4. Dem NT ist nicht zu entnehmen, dass die Presbyter (neutestamentlich als Vorsteher, später als Priester verstanden) oder die Episkopen (ntl. als Aufseher, später als Bischöfe verstanden) liturgische Funktionen oder den Vorsitz bei der Eucharistiefeier gehabt hätten.

Die Krise des Amtes erfordert ein neues Sakramentsverständnis#

1. Die Krise des Amtes hat viele Ursachen. Mit der konstantinischen Wende übernehmen die Bischöfe weitgehend die Stellung der ursprünglichen und heidnischen Priester, die als Religionsdiener auch für das Wohl des Staates zu sorgen hatten. Einige Bestandteile des jüdischen und heidnischen Priestertums wurden zunächst auf den Bischof, später auch auf den Priester übertragen. Das priesterliche Amt erhielt die „Wandlungsvollmacht“ und wurde immer mehr als Opferpriestertum verstanden.

Dieser Wandel stellt eine machtpolitische und eine theologische Wende dar, die bis in die Gegenwart wirkt und heute zu hinterfragen ist, wenn es um die Glaubwürdigkeit des Weihesakramentes und der Kirche als Ursakrament geht. Es kann doch das kirchliche Amt die ihm zugewiesene Aufgabe der Heilsvermittlung nur dann erfüllen, wenn es den jeweils sich wandelnden theologischen, kirchenpolitischen und soziologischen Gesichtspunkten gerecht wird[2]. Ein Ausweg aus der Krise wäre der Verzicht der Amtsträger auf sozialen und spirituellen Machtanspruch, und zwar auf allen Ebenen der Kirche.

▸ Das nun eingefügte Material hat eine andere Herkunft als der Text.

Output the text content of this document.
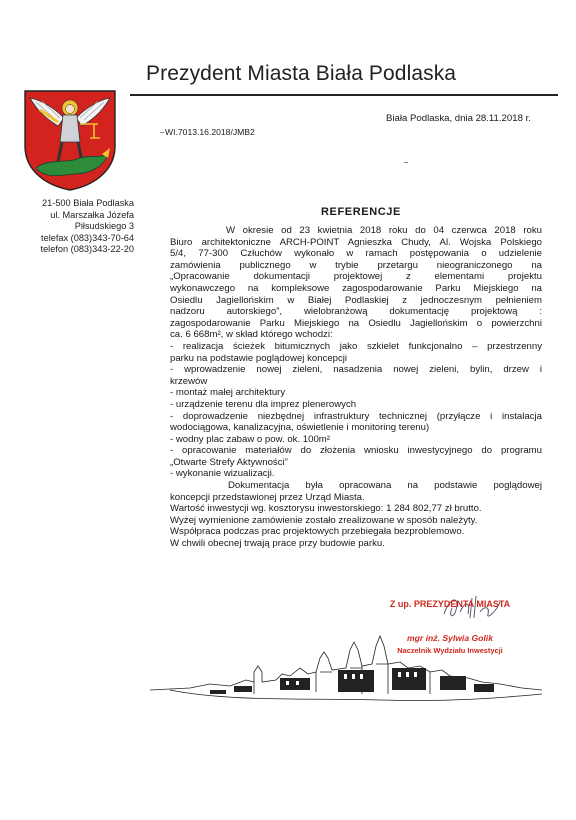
Prezydent Miasta Biała Podlaska
21-500 Biała Podlaska
ul. Marszałka Józefa
Piłsudskiego 3
telefax (083)343-70-64
telefon (083)343-22-20
Biała Podlaska, dnia 28.11.2018 r.
WI.7013.16.2018/JMB2
REFERENCJE

W okresie od 23 kwietnia 2018 roku do 04 czerwca 2018 roku

Biuro architektoniczne ARCH-POINT Agnieszka Chudy, Al. Wojska Polskiego

5/4, 77-300 Człuchów wykonało w ramach postępowania o udzielenie

zamówienia publicznego w trybie przetargu nieograniczonego na

„Opracowanie dokumentacji projektowej z elementami projektu

wykonawczego na kompleksowe zagospodarowanie Parku Miejskiego na

Osiedlu Jagiellońskim w Białej Podlaskiej z jednoczesnym pełnieniem

nadzoru autorskiego”, wielobranżową dokumentację projektową :

zagospodarowanie Parku Miejskiego na Osiedlu Jagiellońskim o powierzchni

ca. 6 668m², w skład którego wchodzi:

- realizacja ścieżek bitumicznych jako szkielet funkcjonalno – przestrzenny

parku na podstawie poglądowej koncepcji

- wprowadzenie nowej zieleni, nasadzenia nowej zieleni, bylin, drzew i

krzewów

- montaż małej architektury

- urządzenie terenu dla imprez plenerowych

- doprowadzenie niezbędnej infrastruktury technicznej (przyłącze i instalacja

wodociągowa, kanalizacyjna, oświetlenie i monitoring terenu)

- wodny plac zabaw o pow. ok. 100m²

- opracowanie materiałów do złożenia wniosku inwestycyjnego do programu

„Otwarte Strefy Aktywności”

- wykonanie wizualizacji.

Dokumentacja była opracowana na podstawie poglądowej

koncepcji przedstawionej przez Urząd Miasta.

Wartość inwestycji wg. kosztorysu inwestorskiego: 1 284 802,77 zł brutto.

Wyżej wymienione zamówienie zostało zrealizowane w sposób należyty.

Współpraca podczas prac projektowych przebiegała bezproblemowo.

W chwili obecnej trwają prace przy budowie parku.

Z up. PREZYDENTA MIASTA
mgr inż. Sylwia Golik
Naczelnik Wydziału Inwestycji
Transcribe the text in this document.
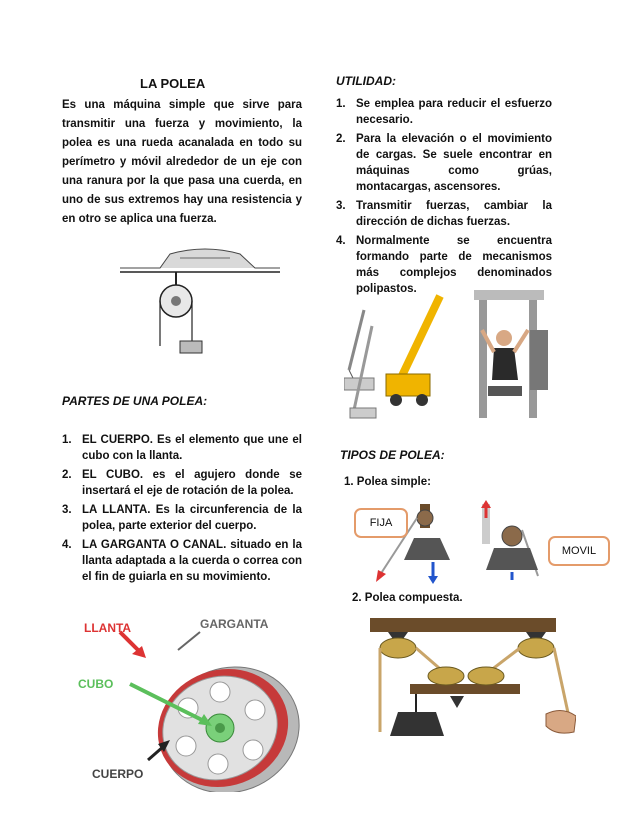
LA POLEA
Es una máquina simple que sirve para transmitir una fuerza y movimiento, la polea es una rueda acanalada en todo su perímetro y móvil alrededor de un eje con una ranura por la que pasa una cuerda, en uno de sus extremos hay una resistencia y en otro se aplica una fuerza.
PARTES DE UNA POLEA:
1. EL CUERPO. Es el elemento que une el cubo con la llanta.
2. EL CUBO. es el agujero donde se insertará el eje de rotación de la polea.
3. LA LLANTA. Es la circunferencia de la polea, parte exterior del cuerpo.
4. LA GARGANTA O CANAL. situado en la llanta adaptada a la cuerda o correa con el fin de guiarla en su movimiento.
LLANTA	GARGANTA
CUBO
CUERPO
UTILIDAD:
1. Se emplea para reducir el esfuerzo necesario.
2. Para la elevación o el movimiento de cargas. Se suele encontrar en máquinas como grúas, montacargas, ascensores.
3. Transmitir fuerzas, cambiar la dirección de dichas fuerzas.
4. Normalmente se encuentra formando parte de mecanismos más complejos denominados polipastos.
TIPOS DE POLEA:
1. Polea simple:
FIJA
MOVIL
2. Polea compuesta.
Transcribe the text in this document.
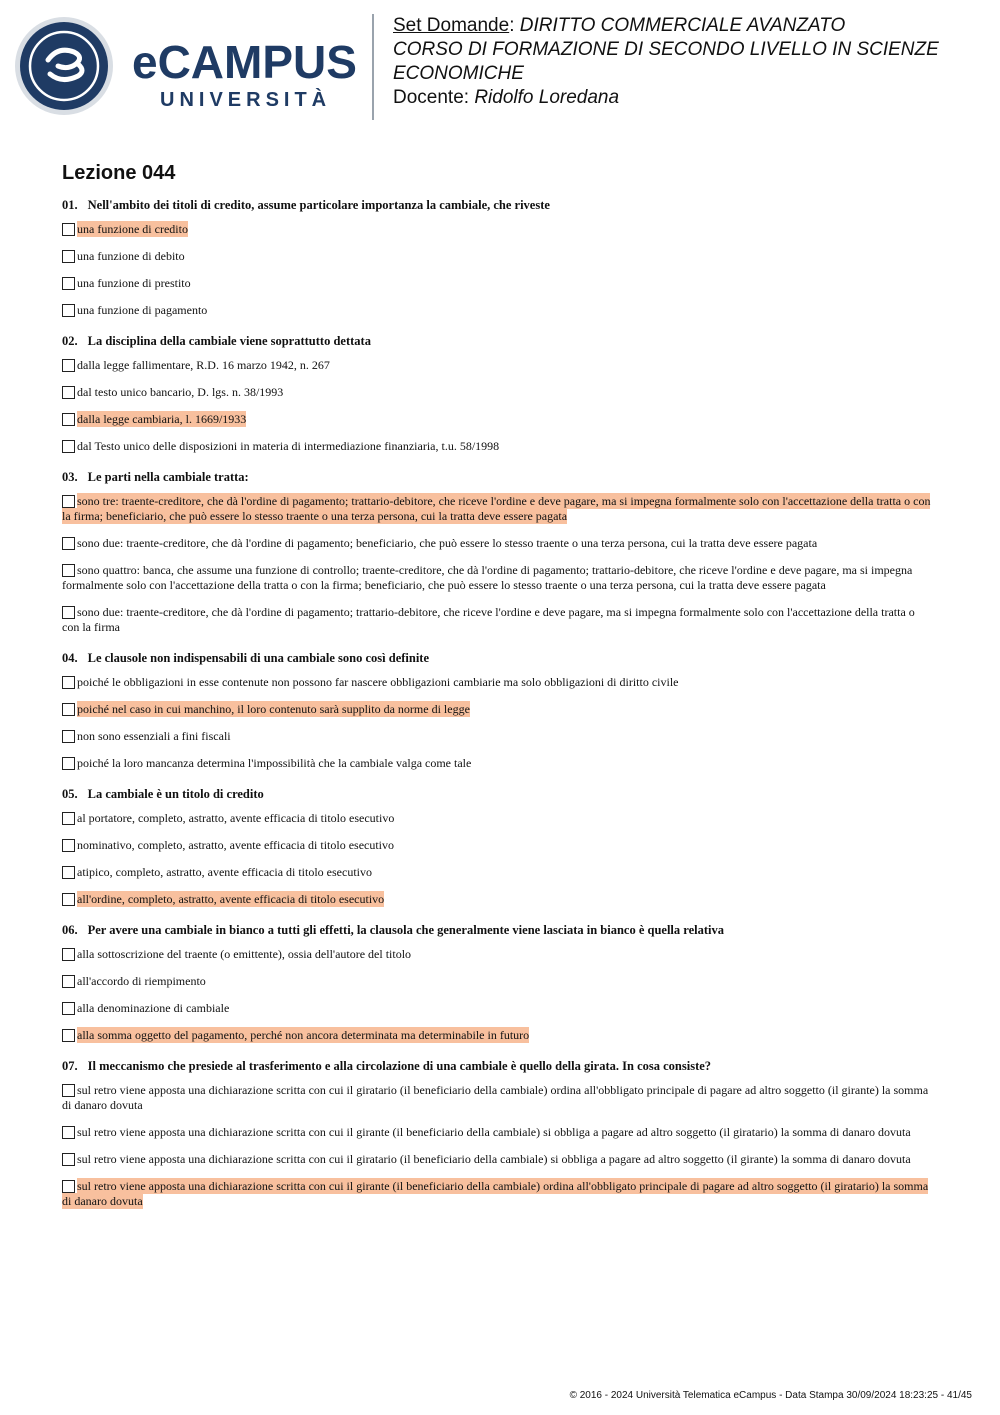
eCAMPUS
UNIVERSITÀ
Set Domande: DIRITTO COMMERCIALE AVANZATO
CORSO DI FORMAZIONE DI SECONDO LIVELLO IN SCIENZE ECONOMICHE
Docente: Ridolfo Loredana
Lezione 044
01. Nell'ambito dei titoli di credito, assume particolare importanza la cambiale, che riveste
una funzione di credito
una funzione di debito
una funzione di prestito
una funzione di pagamento
02. La disciplina della cambiale viene soprattutto dettata
dalla legge fallimentare, R.D. 16 marzo 1942, n. 267
dal testo unico bancario, D. lgs. n. 38/1993
dalla legge cambiaria, l. 1669/1933
dal Testo unico delle disposizioni in materia di intermediazione finanziaria, t.u. 58/1998
03. Le parti nella cambiale tratta:
sono tre: traente-creditore, che dà l'ordine di pagamento; trattario-debitore, che riceve l'ordine e deve pagare, ma si impegna formalmente solo con l'accettazione della tratta o con la firma; beneficiario, che può essere lo stesso traente o una terza persona, cui la tratta deve essere pagata
sono due: traente-creditore, che dà l'ordine di pagamento; beneficiario, che può essere lo stesso traente o una terza persona, cui la tratta deve essere pagata
sono quattro: banca, che assume una funzione di controllo; traente-creditore, che dà l'ordine di pagamento; trattario-debitore, che riceve l'ordine e deve pagare, ma si impegna formalmente solo con l'accettazione della tratta o con la firma; beneficiario, che può essere lo stesso traente o una terza persona, cui la tratta deve essere pagata
sono due: traente-creditore, che dà l'ordine di pagamento; trattario-debitore, che riceve l'ordine e deve pagare, ma si impegna formalmente solo con l'accettazione della tratta o con la firma
04. Le clausole non indispensabili di una cambiale sono così definite
poiché le obbligazioni in esse contenute non possono far nascere obbligazioni cambiarie ma solo obbligazioni di diritto civile
poiché nel caso in cui manchino, il loro contenuto sarà supplito da norme di legge
non sono essenziali a fini fiscali
poiché la loro mancanza determina l'impossibilità che la cambiale valga come tale
05. La cambiale è un titolo di credito
al portatore, completo, astratto, avente efficacia di titolo esecutivo
nominativo, completo, astratto, avente efficacia di titolo esecutivo
atipico, completo, astratto, avente efficacia di titolo esecutivo
all'ordine, completo, astratto, avente efficacia di titolo esecutivo
06. Per avere una cambiale in bianco a tutti gli effetti, la clausola che generalmente viene lasciata in bianco è quella relativa
alla sottoscrizione del traente (o emittente), ossia dell'autore del titolo
all'accordo di riempimento
alla denominazione di cambiale
alla somma oggetto del pagamento, perché non ancora determinata ma determinabile in futuro
07. Il meccanismo che presiede al trasferimento e alla circolazione di una cambiale è quello della girata. In cosa consiste?
sul retro viene apposta una dichiarazione scritta con cui il giratario (il beneficiario della cambiale) ordina all'obbligato principale di pagare ad altro soggetto (il girante) la somma di danaro dovuta
sul retro viene apposta una dichiarazione scritta con cui il girante (il beneficiario della cambiale) si obbliga a pagare ad altro soggetto (il giratario) la somma di danaro dovuta
sul retro viene apposta una dichiarazione scritta con cui il giratario (il beneficiario della cambiale) si obbliga a pagare ad altro soggetto (il girante) la somma di danaro dovuta
sul retro viene apposta una dichiarazione scritta con cui il girante (il beneficiario della cambiale) ordina all'obbligato principale di pagare ad altro soggetto (il giratario) la somma di danaro dovuta
© 2016 - 2024 Università Telematica eCampus - Data Stampa 30/09/2024 18:23:25 - 41/45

2. Das Konzil von Trient hat erklärt, dass sieben Sakramente, also auch das Weihe-Amt, von Christus eingesetzt worden seien, obwohl es zuvor durchaus unterschiedliche Vorstellungen über deren Zahl gegeben hatte. Mit der tridentinischen Festlegung wurde das dreistufige Amt (Diakon, Priester, Bischof) sakralisiert und in der traditionellen Dogmatik durch ein „Weihesiegel“ mit „unauslöschlichem Charakter“ versehen. Dieses Verständnis wirkt bis heute, obwohl alle Christen Anteil am königlichen, prophetischen und priesterlichen Amt haben und keiner Heilsvermittlung durch Amtsträger bedürfen. Auch spricht schon Art. 32 des Dokumentes Lumen Gentium des II. Vatikanischen Konzils zwar vom Unterschied in den Aufgaben zwischen dem allgemeinen und besonderen Priestertum, sonst aber von einer wahren Gleichheit in der allen Gläubigen gemeinsamen Würde und Tätigkeit zum Aufbau des Leibes Christi. Da jeder individuelle Berufs- bzw. Lebensweg eine Berufung darstellt: warum sollte der ins kirchliche Amt eine Sonderstellung zukommen?

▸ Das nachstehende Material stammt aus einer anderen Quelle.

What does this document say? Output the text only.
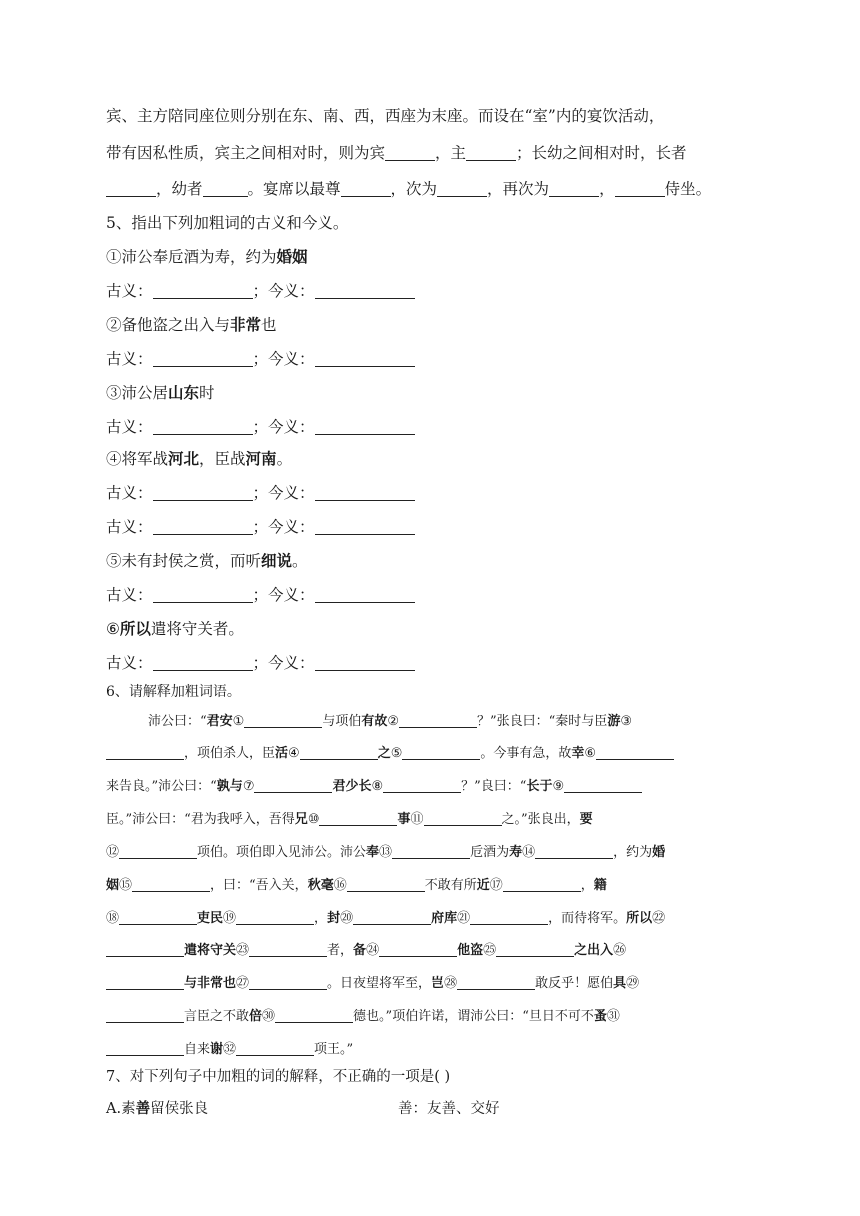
宾、主方陪同座位则分别在东、南、西，西座为末座。而设在“室”内的宴饮活动，
带有因私性质，宾主之间相对时，则为宾	，主	；长幼之间相对时，长者
，幼者	。宴席以最尊	，次为	，再次为	，	侍坐。
5、指出下列加粗词的古义和今义。
①沛公奉卮酒为寿，约为婚姻
古义：	；今义：
②备他盗之出入与非常也
古义：	；今义：
③沛公居山东时
古义：	；今义：
④将军战河北，臣战河南。
古义：	；今义：
古义：	；今义：
⑤未有封侯之赏，而听细说。
古义：	；今义：
⑥所以遣将守关者。
古义：	；今义：
6、请解释加粗词语。
沛公曰：“君安①	与项伯有故②	？”张良曰：“秦时与臣游③
，项伯杀人，臣活④	之⑤	。今事有急，故幸⑥
来告良。”沛公曰：“孰与⑦	君少长⑧	？”良曰：“长于⑨
臣。”沛公曰：“君为我呼入，吾得兄⑩	事⑪	之。”张良出，要
⑫	项伯。项伯即入见沛公。沛公奉⑬	卮酒为寿⑭	，约为婚
姻⑮	，曰：“吾入关，秋毫⑯	不敢有所近⑰	，籍
⑱	吏民⑲	，封⑳	府库㉑	，而待将军。所以㉒
遣将守关㉓	者，备㉔	他盗㉕	之出入㉖
与非常也㉗	。日夜望将军至，岂㉘	敢反乎！愿伯具㉙
言臣之不敢倍㉚	德也。”项伯许诺，谓沛公曰：“旦日不可不蚤㉛
自来谢㉜	项王。”
7、对下列句子中加粗的词的解释，不正确的一项是( )
A.素善留侯张良	善：友善、交好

Die Vorstellung von einem „unauslöschlichen Charakter“ des (Weihe-)Amtes ist fragwürdig und müsste auch deshalb fallen gelassen werden, weil sie kirchenschädlich ist. Sie führt nämlich zu Absurditäten wie der von „vagabundierenden“ Bischöfen, die zwar angeblich gültig, aber widerrechtlich geweiht sind, oder zu Priestern, die ihren Dienst verließen bzw. verlassen mussten, aber weiterhin „gültige“ aber widerrechtliche Eucharistiefeiern leiten. Dies geschieht – eine weitere Absurdität – gelegentlich sogar mit Wissen der kirchlichen „Obrigkeit“. Ein Ausweg aus der Krise wäre einerseits die Ent-Sakralisierung des Amtes, für welches das Wort „Ordination“ angemessener erscheint als das von der Weihe, und andererseits die Beschränkung des Sakramentscharakters auf die effektive und zeitlich begrenzte Ausübung der Ämter.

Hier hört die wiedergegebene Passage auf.